Miranda, supervisor of the Chesapeake Bay Field Office of the U.S. Fish and Wildlife Service, is working to eradicate nutria, a nonnative species of large rodents that weigh 25 to 30 pounds and threaten the Bay. What’s their presence in the Chesapeake area like? What are they doing?
Back in the 1920s and ’30s, they were brought in for the fur industry, and a small colony was established near what is now the Blackwater National Wildlife refuge. That industry never took off, and eventually they were released into the environment. … They actually go and eat the roots of the marsh vegetation, all the cattails and marsh ecosystem vegetation. They dig a hole by doing that, and that exacerbates the sea level rising because you increase erosion. … Right now we have lost an estimated 5,000 acres of wetland in the Eastern Shore of Maryland due to nutria and sea level rise. The impacts are extreme. So we’re trying to eradicate them completely from the Chesapeake Bay.
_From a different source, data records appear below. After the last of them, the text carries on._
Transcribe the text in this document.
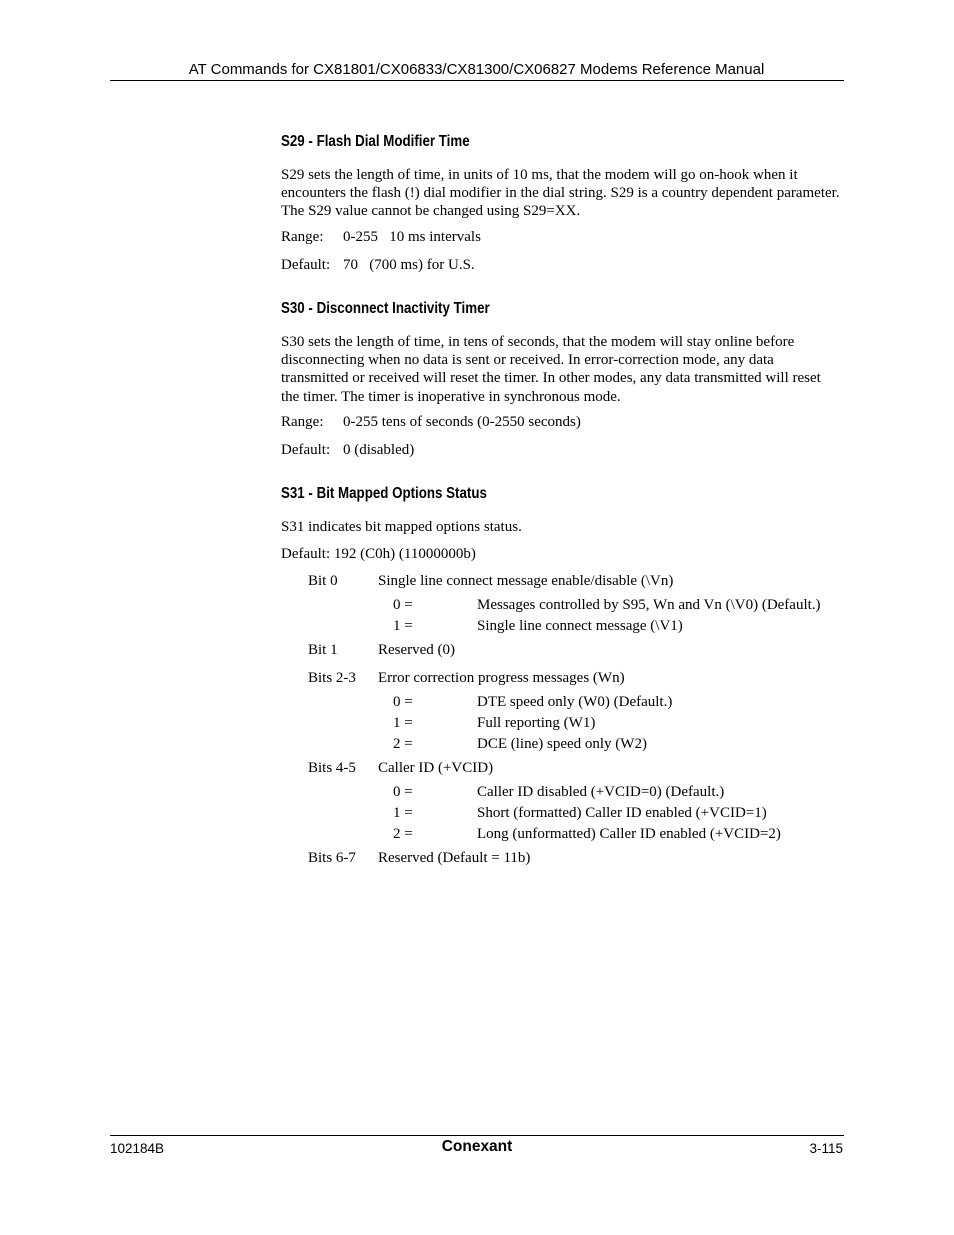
AT Commands for CX81801/CX06833/CX81300/CX06827 Modems Reference Manual
S29 - Flash Dial Modifier Time
S29 sets the length of time, in units of 10 ms, that the modem will go on-hook when it encounters the flash (!) dial modifier in the dial string. S29 is a country dependent parameter. The S29 value cannot be changed using S29=XX.
Range: 0-255   10 ms intervals
Default: 70   (700 ms) for U.S.
S30 - Disconnect Inactivity Timer
S30 sets the length of time, in tens of seconds, that the modem will stay online before disconnecting when no data is sent or received. In error-correction mode, any data transmitted or received will reset the timer. In other modes, any data transmitted will reset the timer. The timer is inoperative in synchronous mode.
Range: 0-255 tens of seconds (0-2550 seconds)
Default: 0 (disabled)
S31 - Bit Mapped Options Status
S31 indicates bit mapped options status.
Default: 192 (C0h) (11000000b)
Bit 0	Single line connect message enable/disable (\Vn)
0 =	Messages controlled by S95, Wn and Vn (\V0) (Default.)
1 =	Single line connect message (\V1)
Bit 1	Reserved (0)
Bits 2-3 Error correction progress messages (Wn)
0 =	DTE speed only (W0) (Default.)
1 =	Full reporting (W1)
2 =	DCE (line) speed only (W2)
Bits 4-5 Caller ID (+VCID)
0 =	Caller ID disabled (+VCID=0) (Default.)
1 =	Short (formatted) Caller ID enabled (+VCID=1)
2 =	Long (unformatted) Caller ID enabled (+VCID=2)
Bits 6-7 Reserved (Default = 11b)
102184B	Conexant	3-115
Are nutria ever a danger to humans?
Across the nation, we have seen some interaction with humans — transmission of rabies, for example. Also in some areas where we have nutria, they start eating away the marshland, and you can have some infrastructure damaged — buildings and sewer lines — becoming exposed to erosion because of the nutria and rising sea level. They’re a big mammal, they range around 25 to 30 pounds. They can become extremely dangerous to humans.
After eradication, are any good uses for them, like for fur or meat?
Some people eat them, though it’s not a popular food item by any means. Fur, that was the original reason they were introduced here, but that industry’s not thriving at all. Our goal again is basic: to bring them to extinction here in the Delmarva Peninsula, eradicate them completely.